May

10

2025

 
 

WHAT MAKES ME CRY

I find myself crying at parades, particularly when I watch marching bands. How does such a diverse group of individuals come together to play music while marching down the street, often clad in identical, uncomfortable uniforms? Yet they are committed to the whole, perhaps unconsciously recognizing that their individual contributions are vital to creating a shared moment for themselves and for the audience.

This experience reminds me of home, which is filled with countless items: photos, furniture, old letters, books, tables, and chairs—everything that transforms a house into someone's home. When one of these elements is removed, it fails to capture the essence of that home on its own. It becomes isolated, diminishing in significance. Just like a marching band, a home is built from many components that must coexist to evoke powerful emotions and a recognition of a singular and group identity. 

Occasionally, I come across displays in stores of large collections. Recently I saw one featuring an array of beautiful ceramic bowls in various colors. I find myself wanting to take the entire collection, as a single bowl feels lost and empty without the others.

We had 25 minutes to pack our home and evacuate. A wildfire seemed to appear out of nowhere. Flames were moving fast from the canyon close by. We could see the glow of the fire and even watch embers dancing in the air. In the chaos, I hurriedly grabbed hard drives and photo albums, but eventually found myself standing frozen in the middle of my home, overwhelmed and unable to make decisions. Everything seemed equally valuable, integral to the life we had built together. I simply couldn’t envision my life in fragments; I question whether it’s even possible.

So, I carelessly tossed dirty laundry in with my clean clothes to fill the suitcase, neglecting beloved clothing, cherished books, and artwork adorning the walls. I packed what felt necessary in that frantic moment: notebooks for teaching and current classes, forgetting the notebooks filled with inspiration—those from my college days studying dance with Betty Walberg, and choreography notes and ideas collected over the past 30 years that still resonate deeply.

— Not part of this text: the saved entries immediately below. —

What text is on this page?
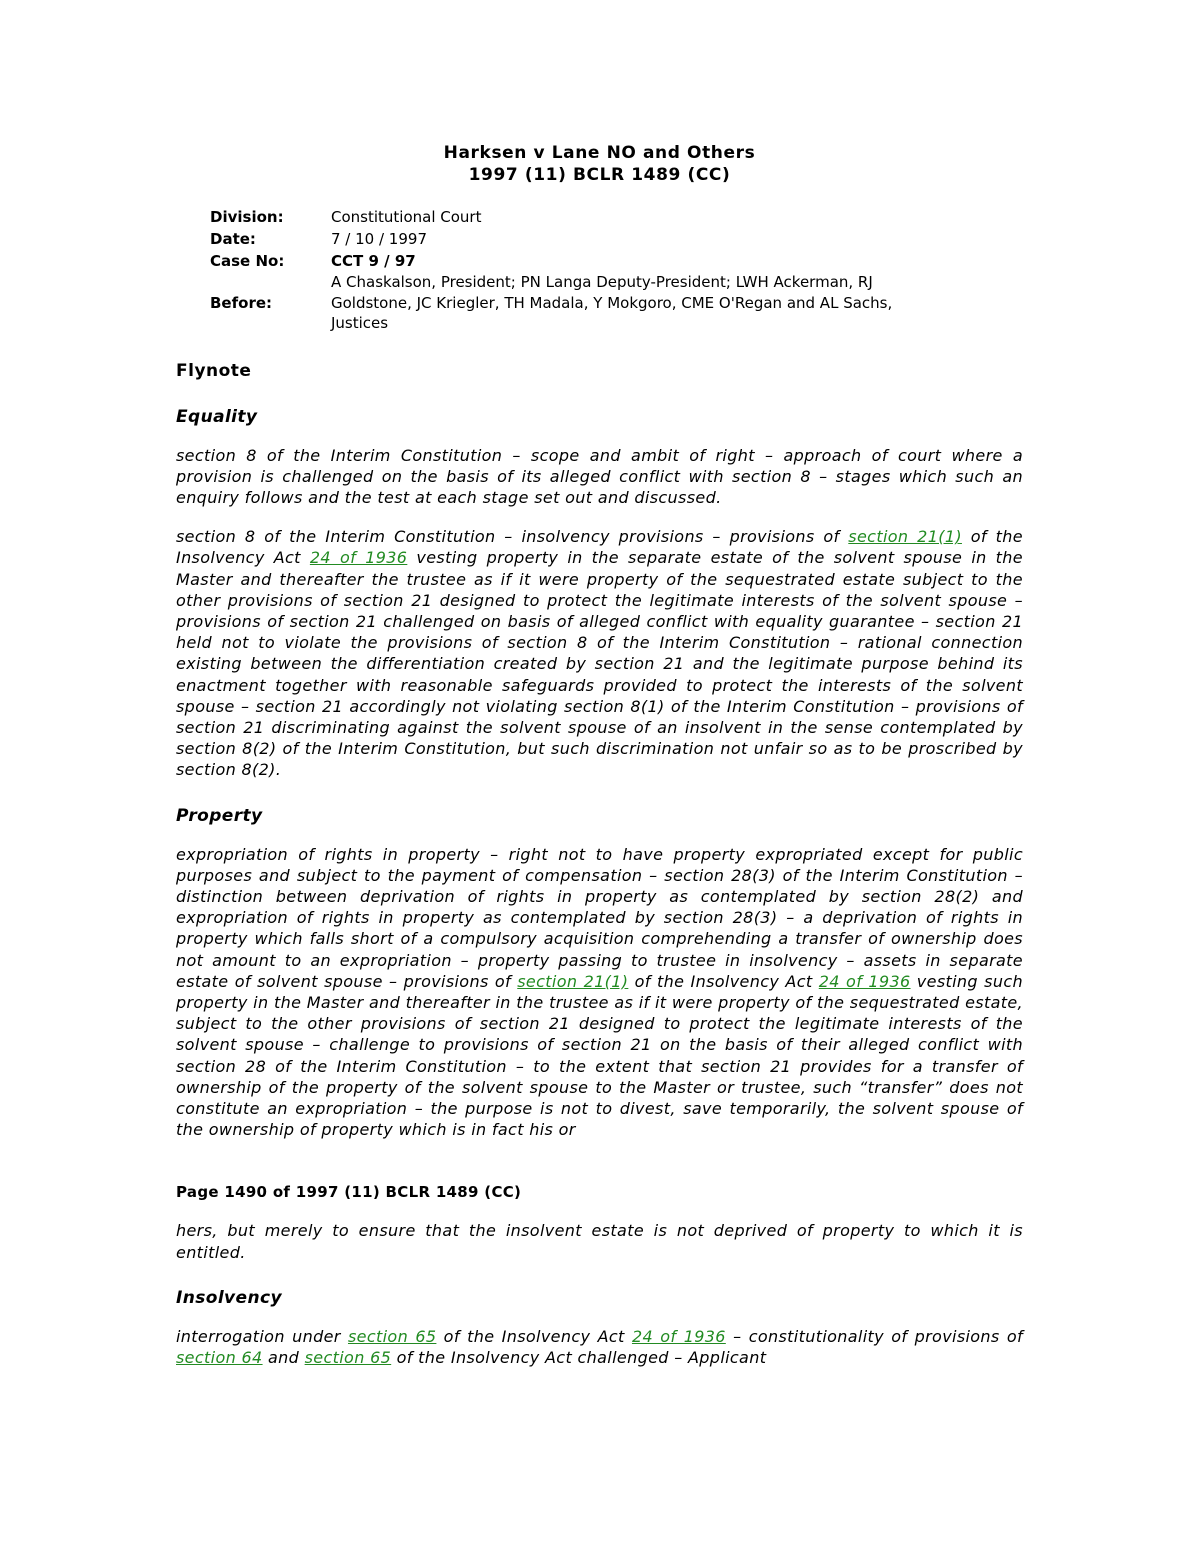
Harksen v Lane NO and Others
1997 (11) BCLR 1489 (CC)
Division:	Constitutional Court
Date:	7 / 10 / 1997
Case No:	CCT 9 / 97
Before:
A Chaskalson, President; PN Langa Deputy-President; LWH Ackerman, RJ Goldstone, JC Kriegler, TH Madala, Y Mokgoro, CME O'Regan and AL Sachs, Justices
Flynote
Equality

section 8 of the Interim Constitution – scope and ambit of right – approach of court where a provision is challenged on the basis of its alleged conflict with section 8 – stages which such an enquiry follows and the test at each stage set out and discussed.

section 8 of the Interim Constitution – insolvency provisions – provisions of section 21(1) of the Insolvency Act 24 of 1936 vesting property in the separate estate of the solvent spouse in the Master and thereafter the trustee as if it were property of the sequestrated estate subject to the other provisions of section 21 designed to protect the legitimate interests of the solvent spouse – provisions of section 21 challenged on basis of alleged conflict with equality guarantee – section 21 held not to violate the provisions of section 8 of the Interim Constitution – rational connection existing between the differentiation created by section 21 and the legitimate purpose behind its enactment together with reasonable safeguards provided to protect the interests of the solvent spouse – section 21 accordingly not violating section 8(1) of the Interim Constitution – provisions of section 21 discriminating against the solvent spouse of an insolvent in the sense contemplated by section 8(2) of the Interim Constitution, but such discrimination not unfair so as to be proscribed by section 8(2).

Property

expropriation of rights in property – right not to have property expropriated except for public purposes and subject to the payment of compensation – section 28(3) of the Interim Constitution – distinction between deprivation of rights in property as contemplated by section 28(2) and expropriation of rights in property as contemplated by section 28(3) – a deprivation of rights in property which falls short of a compulsory acquisition comprehending a transfer of ownership does not amount to an expropriation – property passing to trustee in insolvency – assets in separate estate of solvent spouse – provisions of section 21(1) of the Insolvency Act 24 of 1936 vesting such property in the Master and thereafter in the trustee as if it were property of the sequestrated estate, subject to the other provisions of section 21 designed to protect the legitimate interests of the solvent spouse – challenge to provisions of section 21 on the basis of their alleged conflict with section 28 of the Interim Constitution – to the extent that section 21 provides for a transfer of ownership of the property of the solvent spouse to the Master or trustee, such “transfer” does not constitute an expropriation – the purpose is not to divest, save temporarily, the solvent spouse of the ownership of property which is in fact his or

Page 1490 of 1997 (11) BCLR 1489 (CC)

hers, but merely to ensure that the insolvent estate is not deprived of property to which it is entitled.

Insolvency

interrogation under section 65 of the Insolvency Act 24 of 1936 – constitutionality of provisions of section 64 and section 65 of the Insolvency Act challenged – Applicant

Now, we are grappling with the ramifications of starting anew—collecting, creating, and marching in the parade of a life that has suddenly transformed. As I look around the house we plan to call home for the next few years, it feels more like an Airbnb than a place of belonging. Excitement coexists with regret and mourning. I am left waiting and hoping for that familiar feeling I get when I watch a parade. Will it return the second time around?


May 21, 2025

PING PONG BALLS

On one of the first nights after the fire, I thought about the giant bag of ping pong balls left in the closet. A kid who came to one of Nuala’s birthday parties, played a little too hard and fast in the backyard and lost most of our balls. He felt bad and ordered a bag of at least 100 of them. When they arrived we had already gotten rid of the ping pong table. So, I stored them in the closet. Did they melt when the fire hit or did they pop as the air was sucked out of them. 

These balls meant nothing to me but they appear in my mind and they reappear when I find myself remembering things we lost in the fire. And yet, they are a clear image of small white balls in a plastic bag on the top shelf of our hall closet. A bag I no longer needed, and I see them almost every day. Perfect white round shapes, that reminded me of the eccentric items we all store somewhere.

Some people listen when we retell the story of leaving our home with just a car full of belongings, others seem to be listening but turn the conversation toward them. Sharing stories they think are the same as losing almost everything you own. It’s not the same. It’s not even the same between those of us who have all experienced this. 

I want to walk by the framed photo of my mother as a toddler sitting next to her twin sister. The picture where she looks most like my daughter. I want to be reminded of my sister’s engagement party on a hot day in a park which ended in a water fight. Paul captured her at a moment of exhaustion, looking at the camera, her shirt and hair dripping. The one painting from Gene that we hung in Nuala’s room even thought it was too big and took up the entire wall. I loved it. And how odd that so many visitors never even noticed it. Mike’s painting I bought for Paul. A man standing on the corner of a sidewalk with his hands raised as if he was in the middle of performing one of my dance phrases. 

I want to know what happens when a refrigerator burns, a bed, my shoes, all the VHS tapes stored in a closet. The drawer in the bathroom full of hair ties and strands of hair. All the towels I folded over and over again. The full length mirror in our bedroom and Paul’s hats. What did it look like when the flames took over the photographs spread along the dresser - Nuala at the beach. The giant framed photo of a man in China picking up take out food. His face looks right at Paul’s camera, he leans to one side and his bike leans agains the building. A bike that looks as if it barely stays in tact with wire and rope. No longer will my friend, April, ask me how I sleep in a room with a man like that looking at me. 

People tell me their stories thinking they know. How could anyone know until it happens.